Unbeaten Nebrasken light-welter Terence ‘Bud’ Crawford is a box-fighter of boundless potential but his CV presently lacks the depth to merit serious consideration above Gonzalez.
And while ‘Canelo’ Alvarez eclipses all of the above in terms of commercial worth, at elite level the Mexican is ponderous of foot and still exhibits defensive shortcomings. Though he fights the big names, they usually have smaller frames. We can re-assess if he passes the harshest of examinations from Liverpool’s bull strong WBO Super Welter boss Liam Smith on Saturday week.
So that leaves only Kazakh middleweight phenom Gennady Golovkin as a viable alternative to Gonzalez with regards to topping the P4P pile. ‘Triple G’, who defends his barrow load of middleweight titles against Sheffield’s Kell Brook at London’s O2 Arena this weekend, is himself unbeaten in 35 and another serial globetrotter.
Whilst ‘GGG’ can’t claim to have gone unbeaten in the unpaid sphere, he was certainly more decorated, winning the world amateurs plus Olympic silver. He brings a similarly expansive all round game to Gonzalez but, with 32 big kayos, is probably blessed with the heavier artillery. All 16 world title foes were obliterated ahead of schedule.
However, in a career 10 months and 10 fights lighter than ‘Chocololito’s’, the much avoided 34 year old has conquered just three world champions to Gonzalez’s eight. A career middleweight, his portfolio lacks the breadth of weight classes that the Nicaraguan can boast and perhaps that, above all, accords Gonzalez a wafer thin edge.
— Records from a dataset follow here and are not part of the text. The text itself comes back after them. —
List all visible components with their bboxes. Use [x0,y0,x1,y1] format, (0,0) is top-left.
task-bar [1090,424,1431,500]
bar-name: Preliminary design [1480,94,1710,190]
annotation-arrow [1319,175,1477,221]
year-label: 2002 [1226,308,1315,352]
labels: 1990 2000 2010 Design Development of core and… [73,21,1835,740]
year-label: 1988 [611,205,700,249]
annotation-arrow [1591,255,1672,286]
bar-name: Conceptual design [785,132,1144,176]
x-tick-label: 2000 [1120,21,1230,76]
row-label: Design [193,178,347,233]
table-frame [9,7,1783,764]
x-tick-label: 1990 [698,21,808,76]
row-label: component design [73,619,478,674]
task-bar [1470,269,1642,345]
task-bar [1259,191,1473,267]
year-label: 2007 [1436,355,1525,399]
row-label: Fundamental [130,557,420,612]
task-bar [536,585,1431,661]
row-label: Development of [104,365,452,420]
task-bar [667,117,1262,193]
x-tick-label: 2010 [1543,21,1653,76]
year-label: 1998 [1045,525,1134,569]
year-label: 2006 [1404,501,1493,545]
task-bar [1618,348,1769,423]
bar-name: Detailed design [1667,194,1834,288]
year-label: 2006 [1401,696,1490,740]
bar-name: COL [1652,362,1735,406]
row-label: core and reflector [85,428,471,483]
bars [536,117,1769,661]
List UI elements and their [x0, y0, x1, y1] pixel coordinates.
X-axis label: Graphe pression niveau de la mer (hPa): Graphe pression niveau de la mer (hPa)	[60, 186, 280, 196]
Either way, it’s mighty close.
The sport’s premier pair go head-to-head again on Saturday – albeit on opposite sides of the Atlantic – but Gonzalez faces much the greater challenge.
A stellar victory against the naturally bigger, elite level, ‘bang in his prime’ Cuadras will certainly add a ton of weight to Gonzalez standing as the industry leader.